I'm running Spark 3.3.0 on Windows 10 using Java 11. I'm not using Hadoop. Every time I run something, it gives errors like this:
java.lang.RuntimeException: java.io.FileNotFoundException: java.io.FileNotFoundException: HADOOP_HOME and hadoop.home.dir are unset. -see https://wiki.apache.org/hadoop/WindowsProblems
at org.apache.hadoop.util.Shell.getWinUtilsPath(Shell.java:735)
at org.apache.hadoop.util.Shell.getSetPermissionCommand(Shell.java:270)
at org.apache.hadoop.util.Shell.getSetPermissionCommand(Shell.java:286)
at org.apache.hadoop.fs.RawLocalFileSystem.setPermission(RawLocalFileSystem.java:978)
First of all, even the link https://wiki.apache.org/hadoop/WindowsProblems in the error message is broken. The update link is apparently https://cwiki.apache.org/confluence/display/HADOOP2/WindowsProblems, which basically says that Hadoop needs Winutils. But I'm not using Hadoop.

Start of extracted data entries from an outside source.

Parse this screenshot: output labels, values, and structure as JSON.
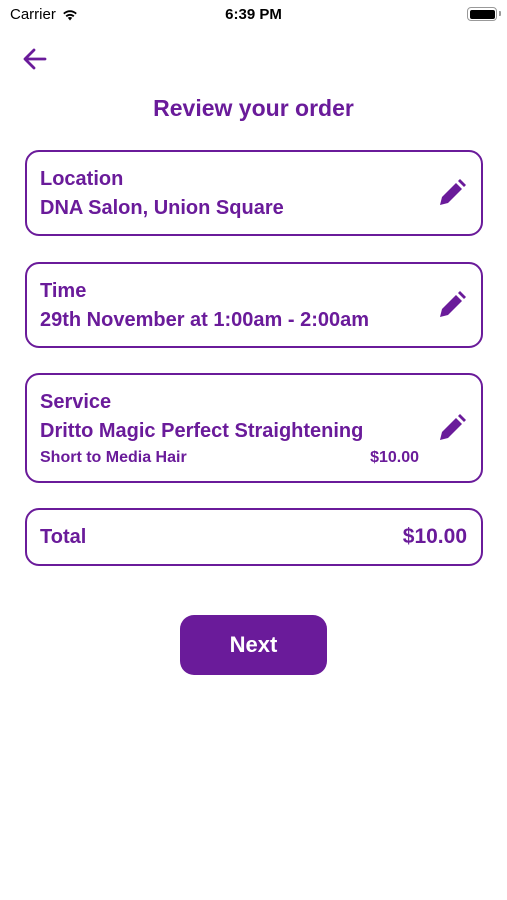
{
  "status_bar": {
    "carrier": "Carrier",
    "time": "6:39 PM"
  },
  "header": {
    "title": "Review your order"
  },
  "location": {
    "label": "Location",
    "value": "DNA Salon, Union Square"
  },
  "time": {
    "label": "Time",
    "value": "29th November at 1:00am - 2:00am"
  },
  "service": {
    "label": "Service",
    "name": "Dritto Magic Perfect Straightening",
    "option": "Short to Media Hair",
    "price": "$10.00"
  },
  "total": {
    "label": "Total",
    "value": "$10.00"
  },
  "actions": {
    "next_label": "Next"
  },
  "colors": {
    "accent": "#6a1b9a",
    "background": "#ffffff"
  },
  "icons": {
    "back": "arrow-left-icon",
    "edit": "pencil-icon"
  }
}
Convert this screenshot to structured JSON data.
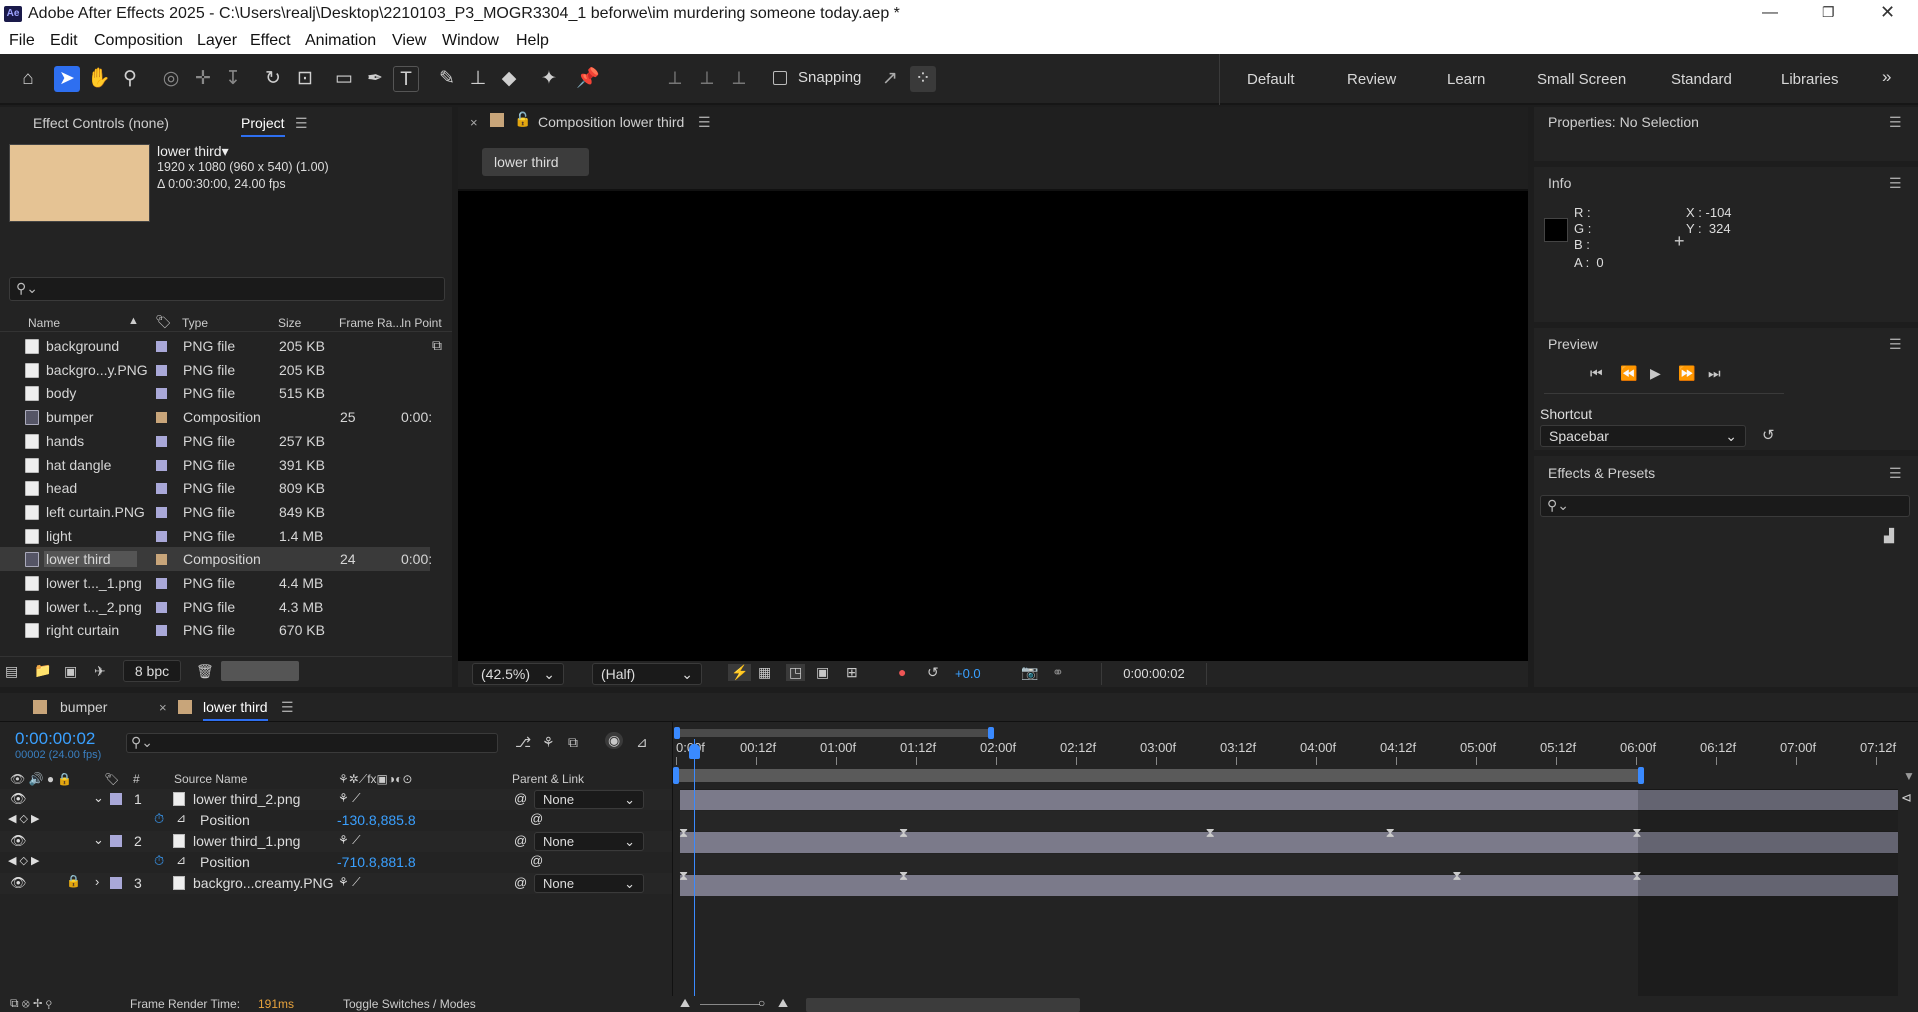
{
  "window": {
    "title": "Adobe After Effects 2025 - C:\\Users\\realj\\Desktop\\2210103_P3_MOGR3304_1 beforwe\\im murdering someone today.aep *",
    "app_icon": "Ae"
  },
  "menu": [
    "File",
    "Edit",
    "Composition",
    "Layer",
    "Effect",
    "Animation",
    "View",
    "Window",
    "Help"
  ],
  "toolbar": {
    "snapping_label": "Snapping",
    "workspaces": [
      "Default",
      "Review",
      "Learn",
      "Small Screen",
      "Standard",
      "Libraries"
    ],
    "more": "»"
  },
  "project_panel": {
    "tabs": [
      "Effect Controls (none)",
      "Project"
    ],
    "active_tab": "Project",
    "selected_item": {
      "name": "lower third▾",
      "line1": "1920 x 1080  (960 x 540) (1.00)",
      "line2": "Δ 0:00:30:00, 24.00 fps",
      "thumb_color": "#e5c394"
    },
    "search_placeholder": "",
    "columns": [
      "Name",
      "Type",
      "Size",
      "Frame Ra...",
      "In Point"
    ],
    "items": [
      {
        "name": "background",
        "type": "PNG file",
        "size": "205 KB",
        "fr": "",
        "ip": "",
        "kind": "png",
        "label": "#a9a8d8"
      },
      {
        "name": "backgro...y.PNG",
        "type": "PNG file",
        "size": "205 KB",
        "fr": "",
        "ip": "",
        "kind": "png",
        "label": "#a9a8d8"
      },
      {
        "name": "body",
        "type": "PNG file",
        "size": "515 KB",
        "fr": "",
        "ip": "",
        "kind": "png",
        "label": "#a9a8d8"
      },
      {
        "name": "bumper",
        "type": "Composition",
        "size": "",
        "fr": "25",
        "ip": "0:00:",
        "kind": "comp",
        "label": "#c8a57a"
      },
      {
        "name": "hands",
        "type": "PNG file",
        "size": "257 KB",
        "fr": "",
        "ip": "",
        "kind": "png",
        "label": "#a9a8d8"
      },
      {
        "name": "hat dangle",
        "type": "PNG file",
        "size": "391 KB",
        "fr": "",
        "ip": "",
        "kind": "png",
        "label": "#a9a8d8"
      },
      {
        "name": "head",
        "type": "PNG file",
        "size": "809 KB",
        "fr": "",
        "ip": "",
        "kind": "png",
        "label": "#a9a8d8"
      },
      {
        "name": "left curtain.PNG",
        "type": "PNG file",
        "size": "849 KB",
        "fr": "",
        "ip": "",
        "kind": "png",
        "label": "#a9a8d8"
      },
      {
        "name": "light",
        "type": "PNG file",
        "size": "1.4 MB",
        "fr": "",
        "ip": "",
        "kind": "png",
        "label": "#a9a8d8"
      },
      {
        "name": "lower third",
        "type": "Composition",
        "size": "",
        "fr": "24",
        "ip": "0:00:",
        "kind": "comp",
        "label": "#c8a57a",
        "selected": true
      },
      {
        "name": "lower t..._1.png",
        "type": "PNG file",
        "size": "4.4 MB",
        "fr": "",
        "ip": "",
        "kind": "png",
        "label": "#a9a8d8"
      },
      {
        "name": "lower t..._2.png",
        "type": "PNG file",
        "size": "4.3 MB",
        "fr": "",
        "ip": "",
        "kind": "png",
        "label": "#a9a8d8"
      },
      {
        "name": "right curtain",
        "type": "PNG file",
        "size": "670 KB",
        "fr": "",
        "ip": "",
        "kind": "png",
        "label": "#a9a8d8"
      }
    ],
    "bpc": "8 bpc"
  },
  "composition_panel": {
    "title": "Composition lower third",
    "tab": "lower third",
    "zoom": "(42.5%)",
    "resolution": "(Half)",
    "exposure": "+0.0",
    "timecode": "0:00:00:02"
  },
  "properties": {
    "title": "Properties: No Selection"
  },
  "info": {
    "title": "Info",
    "r": "R :",
    "g": "G :",
    "b": "B :",
    "a": "A :  0",
    "x": "X : -104",
    "y": "Y :  324"
  },
  "preview": {
    "title": "Preview",
    "shortcut_label": "Shortcut",
    "shortcut_value": "Spacebar"
  },
  "effects": {
    "title": "Effects & Presets",
    "search_placeholder": ""
  },
  "timeline": {
    "tabs": [
      "bumper",
      "lower third"
    ],
    "active_tab": "lower third",
    "timecode": "0:00:00:02",
    "frame_info": "00002 (24.00 fps)",
    "columns": {
      "source": "Source Name",
      "parent": "Parent & Link",
      "num": "#"
    },
    "layers": [
      {
        "num": "1",
        "name": "lower third_2.png",
        "parent": "None",
        "position": "-130.8,885.8",
        "expanded": true
      },
      {
        "num": "2",
        "name": "lower third_1.png",
        "parent": "None",
        "position": "-710.8,881.8",
        "expanded": true
      },
      {
        "num": "3",
        "name": "backgro...creamy.PNG",
        "parent": "None",
        "expanded": false
      }
    ],
    "property_label": "Position",
    "ruler": [
      "0:00f",
      "00:12f",
      "01:00f",
      "01:12f",
      "02:00f",
      "02:12f",
      "03:00f",
      "03:12f",
      "04:00f",
      "04:12f",
      "05:00f",
      "05:12f",
      "06:00f",
      "06:12f",
      "07:00f",
      "07:12f"
    ],
    "keyframes_layer1": [
      "0:00f",
      "01:09f",
      "03:07f",
      "04:10f",
      "05:23f"
    ],
    "keyframes_layer2": [
      "0:00f",
      "01:09f",
      "04:20f",
      "05:23f"
    ],
    "footer": {
      "render_label": "Frame Render Time:",
      "render_value": "191ms",
      "toggle": "Toggle Switches / Modes"
    }
  },
  "colors": {
    "accent": "#2e6ff0",
    "timecode": "#3aa0ff",
    "render_time": "#e8a33d"
  }
}
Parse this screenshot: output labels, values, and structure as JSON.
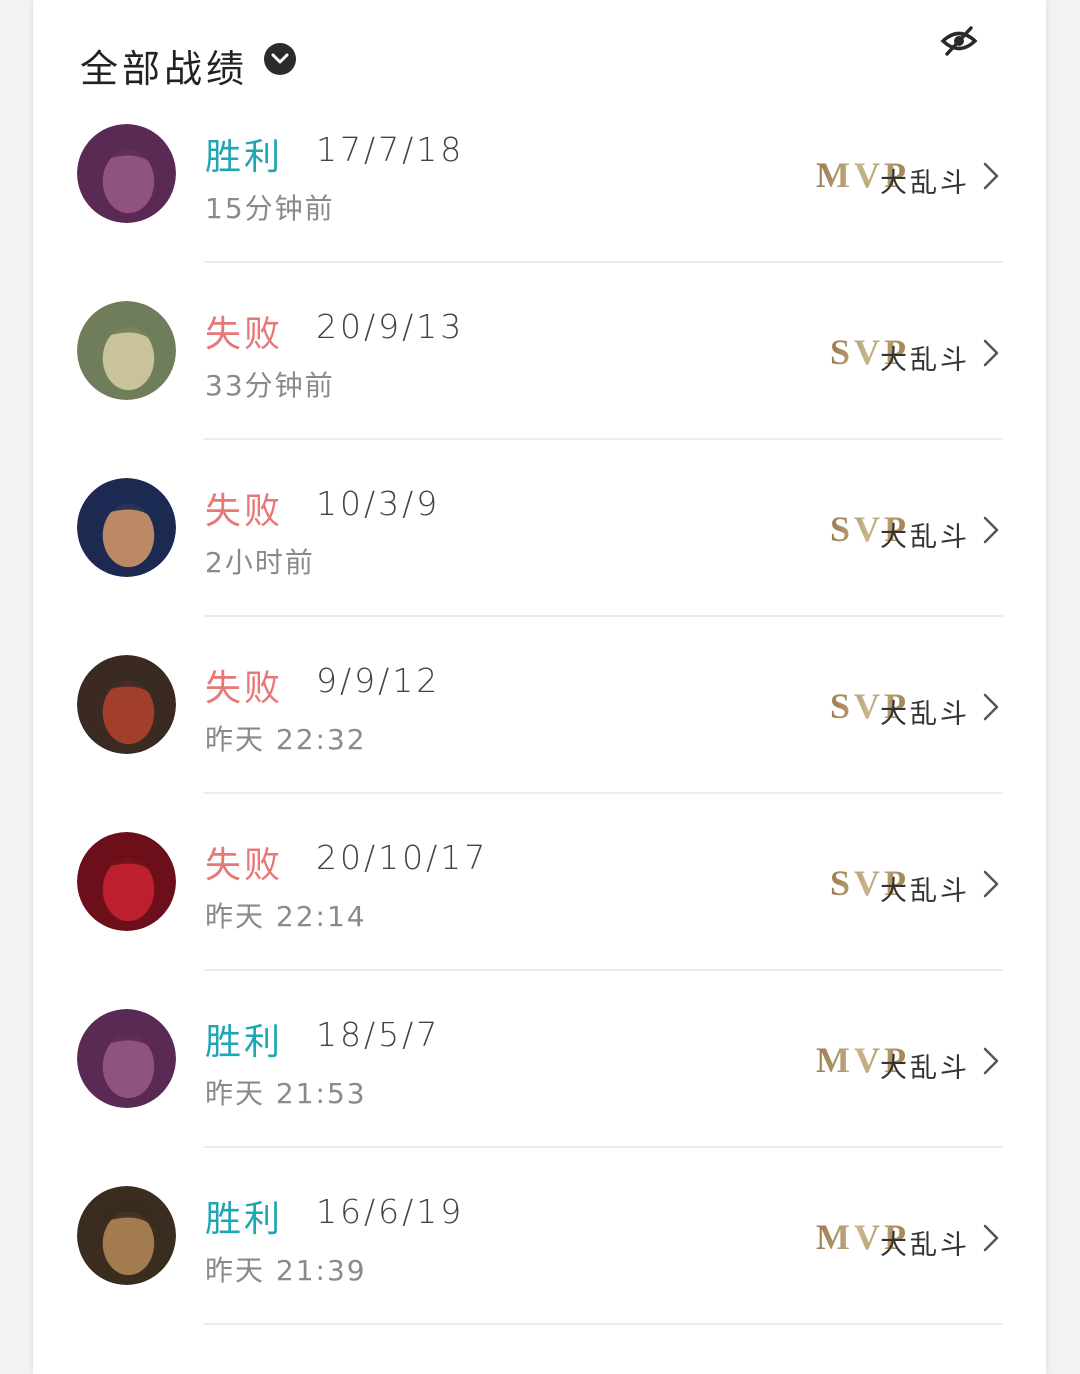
{
  "header": {
    "title": "全部战绩"
  },
  "matches": [
    {
      "result": "胜利",
      "outcome": "win",
      "kda": "17/7/18",
      "time": "15分钟前",
      "badge": "MVP",
      "mode": "大乱斗",
      "avatar_color": "#5a2a55",
      "avatar_accent": "#9a5b86"
    },
    {
      "result": "失败",
      "outcome": "loss",
      "kda": "20/9/13",
      "time": "33分钟前",
      "badge": "SVP",
      "mode": "大乱斗",
      "avatar_color": "#6f7d5a",
      "avatar_accent": "#d9cfa6"
    },
    {
      "result": "失败",
      "outcome": "loss",
      "kda": "10/3/9",
      "time": "2小时前",
      "badge": "SVP",
      "mode": "大乱斗",
      "avatar_color": "#1c2a52",
      "avatar_accent": "#d79a66"
    },
    {
      "result": "失败",
      "outcome": "loss",
      "kda": "9/9/12",
      "time": "昨天 22:32",
      "badge": "SVP",
      "mode": "大乱斗",
      "avatar_color": "#3a2a22",
      "avatar_accent": "#b5432c"
    },
    {
      "result": "失败",
      "outcome": "loss",
      "kda": "20/10/17",
      "time": "昨天 22:14",
      "badge": "SVP",
      "mode": "大乱斗",
      "avatar_color": "#6d0f1a",
      "avatar_accent": "#cc2233"
    },
    {
      "result": "胜利",
      "outcome": "win",
      "kda": "18/5/7",
      "time": "昨天 21:53",
      "badge": "MVP",
      "mode": "大乱斗",
      "avatar_color": "#5a2a55",
      "avatar_accent": "#9a5b86"
    },
    {
      "result": "胜利",
      "outcome": "win",
      "kda": "16/6/19",
      "time": "昨天 21:39",
      "badge": "MVP",
      "mode": "大乱斗",
      "avatar_color": "#3a2c1f",
      "avatar_accent": "#b58a57"
    }
  ],
  "colors": {
    "win": "#1fa6b5",
    "loss": "#e87777",
    "badge_gold": "#a98656"
  }
}
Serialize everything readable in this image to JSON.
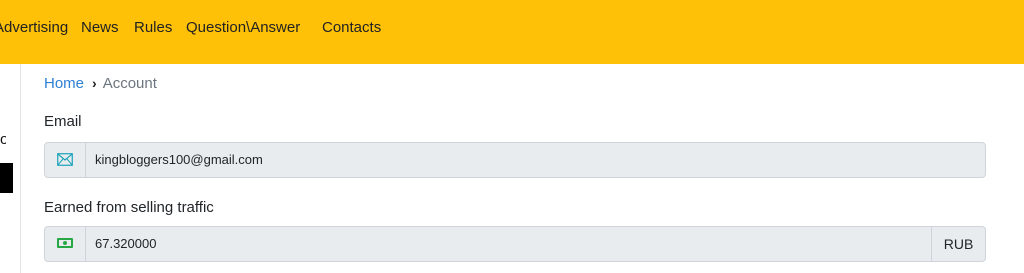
{
  "nav": {
    "items": [
      {
        "label": "Advertising"
      },
      {
        "label": "News"
      },
      {
        "label": "Rules"
      },
      {
        "label": "Question\\Answer"
      },
      {
        "label": "Contacts"
      }
    ]
  },
  "sidebar": {
    "glyph": "o"
  },
  "breadcrumb": {
    "home": "Home",
    "separator": "›",
    "current": "Account"
  },
  "email": {
    "label": "Email",
    "icon": "envelope-icon",
    "value": "kingbloggers100@gmail.com"
  },
  "earned": {
    "label": "Earned from selling traffic",
    "icon": "money-icon",
    "value": "67.320000",
    "currency": "RUB"
  },
  "colors": {
    "nav_bg": "#ffc107",
    "link": "#2f7fd3",
    "input_bg": "#e9ecef",
    "envelope_icon": "#17a2b8",
    "money_icon": "#28a745"
  }
}
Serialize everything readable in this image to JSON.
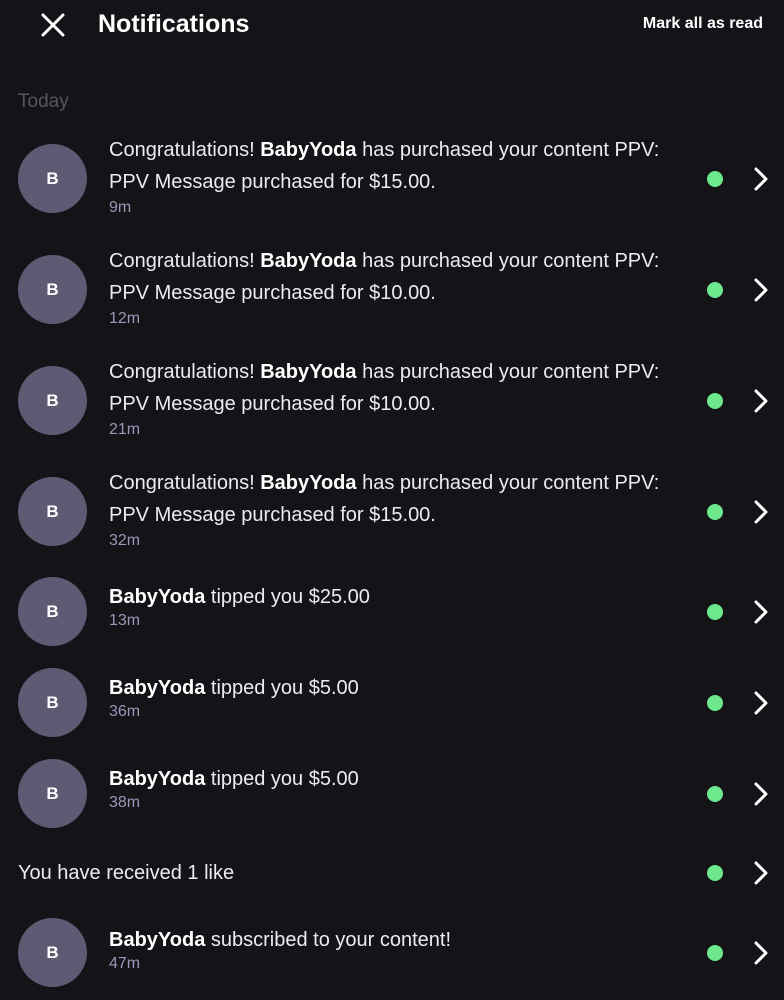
{
  "header": {
    "title": "Notifications",
    "mark_all_label": "Mark all as read",
    "close_icon": "close-icon"
  },
  "section": {
    "label": "Today"
  },
  "colors": {
    "background": "#141418",
    "avatar": "#5d5a74",
    "unread_dot": "#6ee88d",
    "timestamp": "#9a97b8"
  },
  "notifications": [
    {
      "avatar": "B",
      "prefix": "Congratulations! ",
      "user": "BabyYoda",
      "text": " has purchased your content PPV: PPV Message purchased for $15.00.",
      "time": "9m",
      "unread": true
    },
    {
      "avatar": "B",
      "prefix": "Congratulations! ",
      "user": "BabyYoda",
      "text": " has purchased your content PPV: PPV Message purchased for $10.00.",
      "time": "12m",
      "unread": true
    },
    {
      "avatar": "B",
      "prefix": "Congratulations! ",
      "user": "BabyYoda",
      "text": " has purchased your content PPV: PPV Message purchased for $10.00.",
      "time": "21m",
      "unread": true
    },
    {
      "avatar": "B",
      "prefix": "Congratulations! ",
      "user": "BabyYoda",
      "text": " has purchased your content PPV: PPV Message purchased for $15.00.",
      "time": "32m",
      "unread": true
    },
    {
      "avatar": "B",
      "prefix": "",
      "user": "BabyYoda",
      "text": " tipped you $25.00",
      "time": "13m",
      "unread": true
    },
    {
      "avatar": "B",
      "prefix": "",
      "user": "BabyYoda",
      "text": " tipped you $5.00",
      "time": "36m",
      "unread": true
    },
    {
      "avatar": "B",
      "prefix": "",
      "user": "BabyYoda",
      "text": " tipped you $5.00",
      "time": "38m",
      "unread": true
    },
    {
      "avatar": "",
      "prefix": "",
      "user": "",
      "text": "You have received 1 like",
      "time": "",
      "unread": true
    },
    {
      "avatar": "B",
      "prefix": "",
      "user": "BabyYoda",
      "text": " subscribed to your content!",
      "time": "47m",
      "unread": true
    }
  ]
}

I'm just using Spark to process some CSV files locally.
Secondly, I want my project to build with Maven and run with pure Java, without requiring the user to install some third-party software. If this Winutil stuff needs to be installed, it should be included in some Maven dependency.
Why is all this Hadoop/Winutils stuff needed if I'm not using Hadoop, and how do I get around it so that my project will build in Maven and run with pure Java like a Java project should?
CodePudding user response:
Spark is a replacement execution framework for mapreduce, not a "Hadoop replacement".
Spark uses Hadoop libraries for Filesystem access, including local filesystem. As shown in your error org.apache.hadoop.fs.RawLocalFileSystem
It also uses winutils as a sort of shim to implement Unix (POSIX?) chown/chmod commands to determine file permissions on top of Windows directories.
tell Spark to use a different file system implementation than RawLocalFileSystem?
Yes, use a different URI than default file://
E.g. spark.csv("nfs://path/file.csv")
Or s3a or install HDFS, or GlusterFS, etc. for a distributed filesystem. After all Spark is meant to be distributed processing engine; if you're only handling small local files, it's not the best tool.
CodePudding user response:
There is a longstanding JIRA for this...for anyone running spark standalone on laptop there's no needed to provide those posix permissions. is there
LocalFS to support ability to disable permission get/set; remove need for winutils
This is related to HADOOP-13223 winutils.exe is a bug nexus and should be killed with an axe. It is only people running spark on windows who hit this problem, and nobody is putting in the work to fix it. If someone was, I will help review/nurture in.